U.N. Agrees to Cut Peacekeeping Budget, a Reduction Sought by the United States

United Nations soldiers wave as they drive past forces loyal to Alassane Ouattara. (AP Photo/Rebecca Blackwell, File)

UNITED NATIONS (AP) — The General Assembly on Friday agreed to a significant cut in the budget for the U.N.’s far-flung peacekeeping missions, a reduction that the Trump administration fought hard to achieve though it wanted an even larger decrease.

After lengthy and heated negotiations, the assembly’s powerful budget committee agreed to a $7.3 billion budget for 14 peacekeeping missions for the year starting July 1, a $570 million cut from the current budget of $7.87 billion.

The 193-member world body voted by consensus to approve $6.8 billion. It also agreed to an additional $500 million for two missions that are in the throes of downsizing — the joint U.N.-African Union mission in Sudan’s troubled western Darfur region and the U.N. peacekeeping mission in Haiti.

U.S. Ambassador Nikki Haley said after the budget committee’s agreement early Thursday: “Just five months into our time here, we’ve already been able to cut over half a billion dollars from the U.N. peacekeeping budget and we’re only getting started.”

The United States has been reviewing every peacekeeping mission as its mandate comes up for renewal.

The U.N. has also been carrying out its own reviews. Those led to the closing on Friday of the peacekeeping mission in Ivory Coast, which was sent to the West African nation in 2004 to implement a cease-fire after a civil war. The peacekeeping mission in Liberia, established in 2003 to support implementation of a cease-fire agreement, is wrapping up its operations next year.

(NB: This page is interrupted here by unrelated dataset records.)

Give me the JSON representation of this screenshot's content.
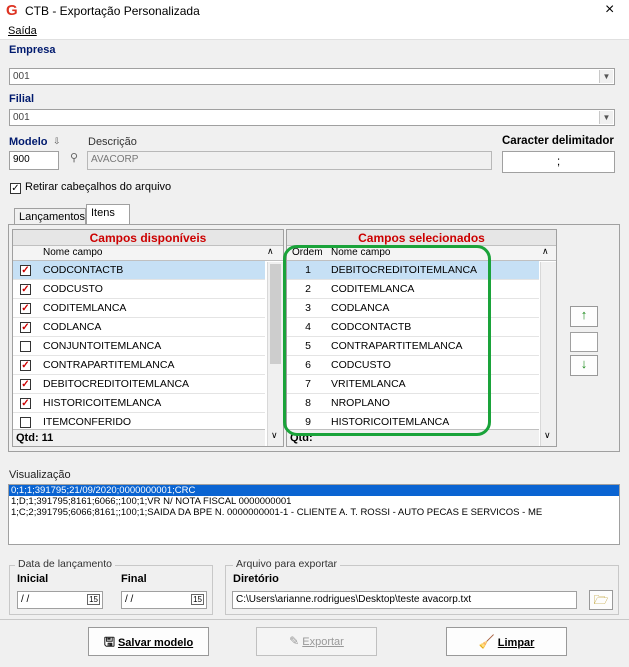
{
  "window": {
    "title": "CTB - Exportação Personalizada",
    "close": "×"
  },
  "menu": {
    "saida": "Saída"
  },
  "empresa": {
    "label": "Empresa",
    "value": "001"
  },
  "filial": {
    "label": "Filial",
    "value": "001"
  },
  "modelo": {
    "label": "Modelo",
    "value": "900"
  },
  "descricao": {
    "label": "Descrição",
    "value": "AVACORP"
  },
  "caracter": {
    "label": "Caracter delimitador",
    "value": ";"
  },
  "retirar": {
    "label": "Retirar cabeçalhos do arquivo",
    "checked": "✓"
  },
  "tabs": {
    "lancamentos": "Lançamentos",
    "itens": "Itens"
  },
  "disponiveis": {
    "title": "Campos disponíveis",
    "col": "Nome campo",
    "rows": [
      {
        "name": "CODCONTACTB",
        "checked": "✓"
      },
      {
        "name": "CODCUSTO",
        "checked": "✓"
      },
      {
        "name": "CODITEMLANCA",
        "checked": "✓"
      },
      {
        "name": "CODLANCA",
        "checked": "✓"
      },
      {
        "name": "CONJUNTOITEMLANCA",
        "checked": ""
      },
      {
        "name": "CONTRAPARTITEMLANCA",
        "checked": "✓"
      },
      {
        "name": "DEBITOCREDITOITEMLANCA",
        "checked": "✓"
      },
      {
        "name": "HISTORICOITEMLANCA",
        "checked": "✓"
      },
      {
        "name": "ITEMCONFERIDO",
        "checked": ""
      }
    ],
    "qtd": "Qtd: 11"
  },
  "selecionados": {
    "title": "Campos selecionados",
    "col_ordem": "Ordem",
    "col_nome": "Nome campo",
    "rows": [
      {
        "ordem": "1",
        "name": "DEBITOCREDITOITEMLANCA"
      },
      {
        "ordem": "2",
        "name": "CODITEMLANCA"
      },
      {
        "ordem": "3",
        "name": "CODLANCA"
      },
      {
        "ordem": "4",
        "name": "CODCONTACTB"
      },
      {
        "ordem": "5",
        "name": "CONTRAPARTITEMLANCA"
      },
      {
        "ordem": "6",
        "name": "CODCUSTO"
      },
      {
        "ordem": "7",
        "name": "VRITEMLANCA"
      },
      {
        "ordem": "8",
        "name": "NROPLANO"
      },
      {
        "ordem": "9",
        "name": "HISTORICOITEMLANCA"
      }
    ],
    "qtd": "Qtd:"
  },
  "visualizacao": {
    "label": "Visualização",
    "lines": [
      "0;1;1;391795;21/09/2020;0000000001;CRC",
      "1;D;1;391795;8161;6066;;100;1;VR N/ NOTA FISCAL 0000000001",
      "1;C;2;391795;6066;8161;;100;1;SAIDA DA BPE N. 0000000001-1 - CLIENTE A. T. ROSSI - AUTO PECAS E SERVICOS - ME"
    ]
  },
  "data_lancamento": {
    "title": "Data de lançamento",
    "inicial_label": "Inicial",
    "final_label": "Final",
    "inicial_value": "/ /",
    "final_value": "/ /",
    "cal_icon": "15"
  },
  "arquivo": {
    "title": "Arquivo para exportar",
    "diretorio_label": "Diretório",
    "path": "C:\\Users\\arianne.rodrigues\\Desktop\\teste avacorp.txt"
  },
  "buttons": {
    "salvar": "Salvar modelo",
    "exportar": "Exportar",
    "limpar": "Limpar"
  },
  "colors": {
    "header_blue": "#001a6e",
    "accent_red": "#cc0000",
    "highlight_green": "#1aa33a",
    "selection_blue": "#0a64d2"
  }
}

U.N. peacekeepers sent to Haiti in 2004 to help normalize a country in chaos after political upheaval will leave in October. The Security Council created a small follow-on peacekeeping mission for an initial period of six months comprising 1,275 police officers who will continue training Haiti’s national police force.

The latest cuts were in the Darfur mission, known as UNAMID, whose current budget is over $1 billion annually. The council voted Thursday to reduce the number of peacekeepers by 44 percent and the number of international police by about 27 percent.

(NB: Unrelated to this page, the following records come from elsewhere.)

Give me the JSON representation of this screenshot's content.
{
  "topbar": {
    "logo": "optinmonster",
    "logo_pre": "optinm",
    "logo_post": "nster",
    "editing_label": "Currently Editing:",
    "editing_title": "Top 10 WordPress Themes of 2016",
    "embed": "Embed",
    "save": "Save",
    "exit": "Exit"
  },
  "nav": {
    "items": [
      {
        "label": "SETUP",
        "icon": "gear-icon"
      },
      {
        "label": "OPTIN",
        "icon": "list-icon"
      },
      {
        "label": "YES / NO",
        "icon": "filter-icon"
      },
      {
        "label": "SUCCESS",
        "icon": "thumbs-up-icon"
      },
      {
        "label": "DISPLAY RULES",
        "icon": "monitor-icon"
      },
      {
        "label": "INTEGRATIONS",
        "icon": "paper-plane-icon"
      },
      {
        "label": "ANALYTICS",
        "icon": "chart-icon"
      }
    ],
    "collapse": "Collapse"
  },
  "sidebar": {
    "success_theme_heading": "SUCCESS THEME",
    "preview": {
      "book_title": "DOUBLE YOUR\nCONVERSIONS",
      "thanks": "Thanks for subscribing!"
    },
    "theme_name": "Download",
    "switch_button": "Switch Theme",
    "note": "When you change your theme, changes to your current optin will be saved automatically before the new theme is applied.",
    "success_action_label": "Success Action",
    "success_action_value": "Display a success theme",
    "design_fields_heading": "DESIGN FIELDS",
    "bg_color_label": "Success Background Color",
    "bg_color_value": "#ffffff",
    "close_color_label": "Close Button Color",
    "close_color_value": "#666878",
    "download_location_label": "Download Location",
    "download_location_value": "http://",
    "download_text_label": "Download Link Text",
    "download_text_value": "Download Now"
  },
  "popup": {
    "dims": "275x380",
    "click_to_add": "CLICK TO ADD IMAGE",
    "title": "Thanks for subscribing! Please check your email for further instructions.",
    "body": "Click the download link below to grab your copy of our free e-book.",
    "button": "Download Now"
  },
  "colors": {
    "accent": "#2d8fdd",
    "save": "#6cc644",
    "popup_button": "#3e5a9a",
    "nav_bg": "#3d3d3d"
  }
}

When negotiations in the General Assembly budget committee began, the United Nations was seeking to increase the peacekeeping budget to near $8 billion, while the U.S. wanted to cut it to just below $7 billion.

Italy’s U.N. ambassador, Sebastiano Cardi, told reporters the $7.3 billion agreement “was absolutely the proposal by the European Union, so it’s been a satisfactory solution.” He said the cuts didn’t jeopardize the operation of the U.N. missions and were going “to make peacekeeping better.”

U.N. spokesman Stephane Dujarric said, “The overall level is meaningfully smaller than what we had last year, but we will make every effort to ensure that the mandates are implemented.

“We cannot overstate the value of peacekeeping to achieve peace and stability,” he said. “It remains the most cost-effective instrument at the disposal of the international community to prevent conflicts and foster conditions for lasting peace.”